Exciting news from MosaicML, an AI startup based in San Francisco! They have just released their groundbreaking language model, MPT-30B, which promises to revolutionize the field of artificial intelligence in enterprise applications. What’s even more impressive is that this model was trained at a fraction of the cost of its competitors, making it a more attractive option for enterprises looking to deploy natural language processing (NLP) models in applications like dialog systems, code completion, and text summarization.
Naveen Rao, the CEO and cofounder of MosaicML, explained that MPT-30B was trained at a cost of only $700,000, compared to the tens of millions of dollars required to train GPT-3. MosaicML used various techniques to optimize the model, such as Alibi and FlashAttention mechanisms that enable long context lengths and high utilization of GPU compute.
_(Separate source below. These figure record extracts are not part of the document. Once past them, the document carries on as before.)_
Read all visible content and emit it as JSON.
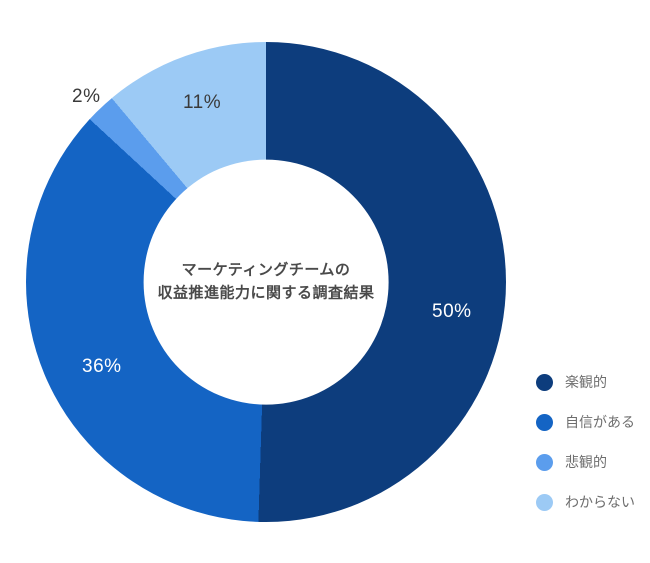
{
  "chart_data": {
    "type": "pie",
    "donut": true,
    "title": "マーケティングチームの収益推進能力に関する調査結果",
    "title_lines": [
      "マーケティングチームの",
      "収益推進能力に関する調査結果"
    ],
    "legend_position": "right",
    "start_angle_deg": 0,
    "direction": "clockwise",
    "segments": [
      {
        "label": "楽観的",
        "value": 50,
        "display": "50%",
        "color": "#0d3d7d"
      },
      {
        "label": "自信がある",
        "value": 36,
        "display": "36%",
        "color": "#1464c4"
      },
      {
        "label": "悲観的",
        "value": 2,
        "display": "2%",
        "color": "#5b9ded"
      },
      {
        "label": "わからない",
        "value": 11,
        "display": "11%",
        "color": "#9ccaf5"
      }
    ]
  }
}
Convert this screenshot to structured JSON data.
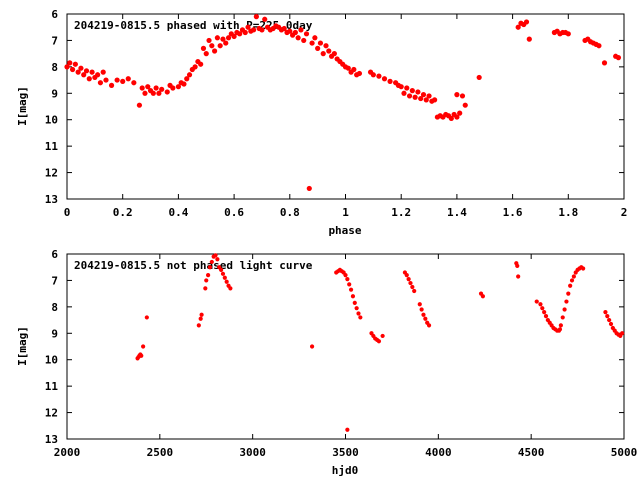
{
  "chart_data": [
    {
      "type": "scatter",
      "title": "204219-0815.5 phased with P=225.0day",
      "xlabel": "phase",
      "ylabel": "I[mag]",
      "xlim": [
        0,
        2
      ],
      "ylim": [
        13,
        6
      ],
      "y_inverted": true,
      "grid": false,
      "marker_color": "#ff0000",
      "x_ticks": [
        "0",
        "0.2",
        "0.4",
        "0.6",
        "0.8",
        "1",
        "1.2",
        "1.4",
        "1.6",
        "1.8",
        "2"
      ],
      "y_ticks": [
        "6",
        "7",
        "8",
        "9",
        "10",
        "11",
        "12",
        "13"
      ],
      "series": [
        {
          "points": [
            [
              0.0,
              8.0
            ],
            [
              0.01,
              7.85
            ],
            [
              0.02,
              8.1
            ],
            [
              0.03,
              7.9
            ],
            [
              0.04,
              8.2
            ],
            [
              0.05,
              8.05
            ],
            [
              0.06,
              8.3
            ],
            [
              0.07,
              8.15
            ],
            [
              0.08,
              8.45
            ],
            [
              0.09,
              8.2
            ],
            [
              0.1,
              8.4
            ],
            [
              0.11,
              8.3
            ],
            [
              0.12,
              8.6
            ],
            [
              0.13,
              8.2
            ],
            [
              0.14,
              8.5
            ],
            [
              0.16,
              8.7
            ],
            [
              0.18,
              8.5
            ],
            [
              0.2,
              8.55
            ],
            [
              0.22,
              8.45
            ],
            [
              0.24,
              8.6
            ],
            [
              0.26,
              9.45
            ],
            [
              0.27,
              8.8
            ],
            [
              0.28,
              9.0
            ],
            [
              0.29,
              8.75
            ],
            [
              0.3,
              8.9
            ],
            [
              0.31,
              9.0
            ],
            [
              0.32,
              8.8
            ],
            [
              0.33,
              9.0
            ],
            [
              0.34,
              8.85
            ],
            [
              0.36,
              8.95
            ],
            [
              0.37,
              8.7
            ],
            [
              0.38,
              8.8
            ],
            [
              0.4,
              8.75
            ],
            [
              0.41,
              8.6
            ],
            [
              0.42,
              8.65
            ],
            [
              0.43,
              8.45
            ],
            [
              0.44,
              8.3
            ],
            [
              0.45,
              8.1
            ],
            [
              0.46,
              8.0
            ],
            [
              0.47,
              7.8
            ],
            [
              0.48,
              7.9
            ],
            [
              0.49,
              7.3
            ],
            [
              0.5,
              7.5
            ],
            [
              0.51,
              7.0
            ],
            [
              0.52,
              7.2
            ],
            [
              0.53,
              7.4
            ],
            [
              0.54,
              6.9
            ],
            [
              0.55,
              7.2
            ],
            [
              0.56,
              6.95
            ],
            [
              0.57,
              7.1
            ],
            [
              0.58,
              6.9
            ],
            [
              0.59,
              6.75
            ],
            [
              0.6,
              6.85
            ],
            [
              0.61,
              6.7
            ],
            [
              0.62,
              6.75
            ],
            [
              0.63,
              6.6
            ],
            [
              0.64,
              6.7
            ],
            [
              0.65,
              6.5
            ],
            [
              0.66,
              6.65
            ],
            [
              0.67,
              6.6
            ],
            [
              0.68,
              6.1
            ],
            [
              0.69,
              6.55
            ],
            [
              0.7,
              6.6
            ],
            [
              0.71,
              6.2
            ],
            [
              0.72,
              6.5
            ],
            [
              0.73,
              6.6
            ],
            [
              0.74,
              6.55
            ],
            [
              0.75,
              6.45
            ],
            [
              0.76,
              6.5
            ],
            [
              0.77,
              6.6
            ],
            [
              0.78,
              6.55
            ],
            [
              0.79,
              6.7
            ],
            [
              0.8,
              6.65
            ],
            [
              0.81,
              6.8
            ],
            [
              0.82,
              6.7
            ],
            [
              0.83,
              6.9
            ],
            [
              0.84,
              6.6
            ],
            [
              0.85,
              7.0
            ],
            [
              0.86,
              6.75
            ],
            [
              0.87,
              12.6
            ],
            [
              0.88,
              7.1
            ],
            [
              0.89,
              6.9
            ],
            [
              0.9,
              7.3
            ],
            [
              0.91,
              7.1
            ],
            [
              0.92,
              7.5
            ],
            [
              0.93,
              7.2
            ],
            [
              0.94,
              7.4
            ],
            [
              0.95,
              7.6
            ],
            [
              0.96,
              7.5
            ],
            [
              0.97,
              7.7
            ],
            [
              0.98,
              7.8
            ],
            [
              0.99,
              7.9
            ],
            [
              1.0,
              8.0
            ],
            [
              1.01,
              8.05
            ],
            [
              1.02,
              8.2
            ],
            [
              1.03,
              8.1
            ],
            [
              1.04,
              8.3
            ],
            [
              1.05,
              8.25
            ],
            [
              1.09,
              8.2
            ],
            [
              1.1,
              8.3
            ],
            [
              1.12,
              8.35
            ],
            [
              1.14,
              8.45
            ],
            [
              1.16,
              8.55
            ],
            [
              1.18,
              8.6
            ],
            [
              1.19,
              8.7
            ],
            [
              1.2,
              8.75
            ],
            [
              1.21,
              9.0
            ],
            [
              1.22,
              8.8
            ],
            [
              1.23,
              9.1
            ],
            [
              1.24,
              8.9
            ],
            [
              1.25,
              9.15
            ],
            [
              1.26,
              8.95
            ],
            [
              1.27,
              9.2
            ],
            [
              1.28,
              9.05
            ],
            [
              1.29,
              9.25
            ],
            [
              1.3,
              9.1
            ],
            [
              1.31,
              9.3
            ],
            [
              1.32,
              9.25
            ],
            [
              1.33,
              9.9
            ],
            [
              1.34,
              9.85
            ],
            [
              1.35,
              9.9
            ],
            [
              1.36,
              9.8
            ],
            [
              1.37,
              9.85
            ],
            [
              1.38,
              9.95
            ],
            [
              1.39,
              9.8
            ],
            [
              1.4,
              9.9
            ],
            [
              1.4,
              9.05
            ],
            [
              1.41,
              9.75
            ],
            [
              1.42,
              9.1
            ],
            [
              1.43,
              9.45
            ],
            [
              1.48,
              8.4
            ],
            [
              1.62,
              6.5
            ],
            [
              1.63,
              6.35
            ],
            [
              1.64,
              6.4
            ],
            [
              1.65,
              6.3
            ],
            [
              1.66,
              6.95
            ],
            [
              1.75,
              6.7
            ],
            [
              1.76,
              6.65
            ],
            [
              1.77,
              6.75
            ],
            [
              1.78,
              6.7
            ],
            [
              1.79,
              6.7
            ],
            [
              1.8,
              6.75
            ],
            [
              1.86,
              7.0
            ],
            [
              1.87,
              6.95
            ],
            [
              1.88,
              7.05
            ],
            [
              1.89,
              7.1
            ],
            [
              1.9,
              7.15
            ],
            [
              1.91,
              7.2
            ],
            [
              1.93,
              7.85
            ],
            [
              1.97,
              7.6
            ],
            [
              1.98,
              7.65
            ]
          ]
        }
      ]
    },
    {
      "type": "scatter",
      "title": "204219-0815.5 not phased light curve",
      "xlabel": "hjd0",
      "ylabel": "I[mag]",
      "xlim": [
        2000,
        5000
      ],
      "ylim": [
        13,
        6
      ],
      "y_inverted": true,
      "grid": false,
      "marker_color": "#ff0000",
      "x_ticks": [
        "2000",
        "2500",
        "3000",
        "3500",
        "4000",
        "4500",
        "5000"
      ],
      "y_ticks": [
        "6",
        "7",
        "8",
        "9",
        "10",
        "11",
        "12",
        "13"
      ],
      "series": [
        {
          "points": [
            [
              2380,
              9.95
            ],
            [
              2385,
              9.9
            ],
            [
              2390,
              9.85
            ],
            [
              2395,
              9.8
            ],
            [
              2400,
              9.85
            ],
            [
              2410,
              9.5
            ],
            [
              2430,
              8.4
            ],
            [
              2710,
              8.7
            ],
            [
              2720,
              8.45
            ],
            [
              2725,
              8.3
            ],
            [
              2745,
              7.3
            ],
            [
              2750,
              7.0
            ],
            [
              2760,
              6.8
            ],
            [
              2770,
              6.5
            ],
            [
              2780,
              6.3
            ],
            [
              2790,
              6.1
            ],
            [
              2800,
              6.05
            ],
            [
              2810,
              6.2
            ],
            [
              2820,
              6.5
            ],
            [
              2830,
              6.6
            ],
            [
              2840,
              6.75
            ],
            [
              2850,
              6.9
            ],
            [
              2860,
              7.05
            ],
            [
              2870,
              7.2
            ],
            [
              2880,
              7.3
            ],
            [
              3320,
              9.5
            ],
            [
              3450,
              6.7
            ],
            [
              3460,
              6.65
            ],
            [
              3470,
              6.6
            ],
            [
              3480,
              6.65
            ],
            [
              3490,
              6.7
            ],
            [
              3500,
              6.8
            ],
            [
              3510,
              6.95
            ],
            [
              3520,
              7.15
            ],
            [
              3530,
              7.35
            ],
            [
              3540,
              7.6
            ],
            [
              3550,
              7.85
            ],
            [
              3560,
              8.05
            ],
            [
              3570,
              8.25
            ],
            [
              3580,
              8.4
            ],
            [
              3510,
              12.65
            ],
            [
              3640,
              9.0
            ],
            [
              3650,
              9.1
            ],
            [
              3660,
              9.2
            ],
            [
              3670,
              9.25
            ],
            [
              3680,
              9.3
            ],
            [
              3700,
              9.1
            ],
            [
              3820,
              6.7
            ],
            [
              3830,
              6.8
            ],
            [
              3840,
              6.95
            ],
            [
              3850,
              7.1
            ],
            [
              3860,
              7.25
            ],
            [
              3870,
              7.4
            ],
            [
              3900,
              7.9
            ],
            [
              3910,
              8.1
            ],
            [
              3920,
              8.3
            ],
            [
              3930,
              8.45
            ],
            [
              3940,
              8.6
            ],
            [
              3950,
              8.7
            ],
            [
              4230,
              7.5
            ],
            [
              4240,
              7.6
            ],
            [
              4420,
              6.35
            ],
            [
              4425,
              6.45
            ],
            [
              4430,
              6.85
            ],
            [
              4530,
              7.8
            ],
            [
              4550,
              7.9
            ],
            [
              4560,
              8.05
            ],
            [
              4570,
              8.2
            ],
            [
              4580,
              8.35
            ],
            [
              4590,
              8.5
            ],
            [
              4600,
              8.6
            ],
            [
              4610,
              8.7
            ],
            [
              4620,
              8.8
            ],
            [
              4630,
              8.85
            ],
            [
              4640,
              8.9
            ],
            [
              4650,
              8.9
            ],
            [
              4655,
              8.85
            ],
            [
              4660,
              8.7
            ],
            [
              4670,
              8.4
            ],
            [
              4680,
              8.1
            ],
            [
              4690,
              7.8
            ],
            [
              4700,
              7.5
            ],
            [
              4710,
              7.2
            ],
            [
              4720,
              7.0
            ],
            [
              4730,
              6.85
            ],
            [
              4740,
              6.7
            ],
            [
              4750,
              6.6
            ],
            [
              4760,
              6.55
            ],
            [
              4770,
              6.5
            ],
            [
              4780,
              6.55
            ],
            [
              4900,
              8.2
            ],
            [
              4910,
              8.35
            ],
            [
              4920,
              8.5
            ],
            [
              4930,
              8.65
            ],
            [
              4940,
              8.8
            ],
            [
              4950,
              8.9
            ],
            [
              4960,
              9.0
            ],
            [
              4970,
              9.05
            ],
            [
              4980,
              9.1
            ],
            [
              4990,
              9.0
            ]
          ]
        }
      ]
    }
  ]
}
They also had access to Nvidia H100 GPUs, which increased the throughput-per-GPU by over 2.4 times and resulted in a faster finish time.
“MPT-30B adds better capabilities for summarization and putting more data into the prompt and having [the model] reason over that data,” Rao said. “So if that’s a requirement for you, that you care less about the economics of serving, then maybe the 30B is a better fit [than our 7B model].”
MosaicML allows businesses to train models on their own data using the company’s model architectures and then deploy the models through its inference API. This means that enterprises can build custom models for cheaper, and startups have already used MosaicML’s models and tools to build natural language frontends and search systems.
MosaicML’s release of MPT-30B and its model deployment tools highlight the company’s goal of making advanced AI more accessible. With the availability of MPT-30B as an open-source model and MosaicML’s model tuning and deployment services, the startup is poised to challenge OpenAI for dominance in the market for large language model (LLM) technologies.
The company’s vision for the future of generative AI is to create a tool that can assist experts across various industries, accelerating their work without replacing them. “I think the future, at least for the next five years, is going to be about taking these techniques and making everyone who’s an expert already, even better,” Rao explained.